This rich and vibrant mid-century archive offers a myriad of embroidered patterns and designs offered by the Uniform Valley Center of Van Nuys, California, most of them utilizing chain-stitching technique....
This rich and vibrant mid-century archive offers a myriad of embroidered patterns and designs offered by the Uniform Valley Center of Van Nuys, California, most of them utilizing chain-stitching technique.
Present are scores of examples for letter patterns in a variety of different fonts and styles. Among them are various different cursive fonts, often used when utilizing the chain-stitch technique; the “varsity” font, used on letterman jackets; the “chop suey font,” the ubiquitous, stereotypical design seen at Chinese and other Asian American restaurants; and more. Many of these examples - sturdy, “American” names and words devoid of context - are evocative of Ruscha and his Californian contemporaries.

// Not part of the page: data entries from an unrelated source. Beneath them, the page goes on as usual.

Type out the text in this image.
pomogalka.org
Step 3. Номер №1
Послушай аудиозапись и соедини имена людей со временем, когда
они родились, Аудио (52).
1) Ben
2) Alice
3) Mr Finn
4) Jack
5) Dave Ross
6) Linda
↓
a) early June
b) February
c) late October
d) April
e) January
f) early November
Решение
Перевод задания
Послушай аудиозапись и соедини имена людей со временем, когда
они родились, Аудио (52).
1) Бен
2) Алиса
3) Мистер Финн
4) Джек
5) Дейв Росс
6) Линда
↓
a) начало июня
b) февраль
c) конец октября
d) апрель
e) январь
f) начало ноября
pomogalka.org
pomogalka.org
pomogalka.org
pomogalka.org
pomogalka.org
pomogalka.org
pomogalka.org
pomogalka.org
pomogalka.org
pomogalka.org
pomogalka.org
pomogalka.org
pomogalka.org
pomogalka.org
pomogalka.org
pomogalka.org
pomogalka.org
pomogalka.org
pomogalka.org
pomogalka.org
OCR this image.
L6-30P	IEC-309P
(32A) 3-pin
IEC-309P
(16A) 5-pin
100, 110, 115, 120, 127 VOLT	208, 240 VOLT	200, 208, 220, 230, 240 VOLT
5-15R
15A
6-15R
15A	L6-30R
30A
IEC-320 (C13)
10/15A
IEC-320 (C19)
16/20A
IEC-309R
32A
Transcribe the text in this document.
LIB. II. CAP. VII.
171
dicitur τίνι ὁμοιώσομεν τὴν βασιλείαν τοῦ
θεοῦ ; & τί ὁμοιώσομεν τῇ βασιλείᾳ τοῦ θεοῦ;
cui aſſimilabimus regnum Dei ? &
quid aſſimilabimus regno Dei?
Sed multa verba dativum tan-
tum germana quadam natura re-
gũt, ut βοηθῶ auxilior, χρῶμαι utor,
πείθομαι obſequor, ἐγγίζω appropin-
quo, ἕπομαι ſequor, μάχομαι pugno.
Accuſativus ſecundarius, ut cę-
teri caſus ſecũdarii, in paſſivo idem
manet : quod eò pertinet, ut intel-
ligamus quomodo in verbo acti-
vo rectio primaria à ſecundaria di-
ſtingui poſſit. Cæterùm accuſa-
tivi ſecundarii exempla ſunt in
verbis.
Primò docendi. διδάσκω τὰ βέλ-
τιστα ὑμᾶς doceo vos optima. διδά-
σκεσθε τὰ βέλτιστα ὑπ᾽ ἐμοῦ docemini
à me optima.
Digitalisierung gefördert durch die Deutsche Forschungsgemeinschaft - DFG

There are also samples from existing establishments and organizations, presumably Uniform Valley Center clients. Among them are Corbin Bowl in Tarzana; Verde Lanes, another bowling alley; Bea Lewiston’s, a women’s clothing boutique; the Largo, a strip club on Sunset Boulevard run by Chuck Landis; the Hi-Riders, a San Fernando Valley Car Club; and others.
The Uniform Valley Center specialized in custom uniform designs for professionals like nurses and waitresses, and for social clubs like bowling leagues and fraternal organizations. The center was owned and operated by Robert “Bob” Salkind, who had come to the valley in the late 1940s and worked for a uniform manufacturing firm before establishing his own business at 4830 Van Nuys Blvd.
A 1959 “Valley Times” article about the center’s move to a bigger location at 6521 Van Nuys Blvd, notes that the growth of the Valley was “reflected in the growth of hospitals, restaurants, beauty parlors and other career fields for women.” And that this growth “brought such a sharp rise In the demand for a specialized uniform sales service, that the premises of the Valley uniform center proved too small.”
The article goes on to describe that the Valley Uniform Center’s “Hand embroidered decorations on uniforms are made to order and these are actively in demand by Hollywood stage and sport stars” and that calls for special uniform designs had recently come in for Leo Durocher and Mickey Rooney.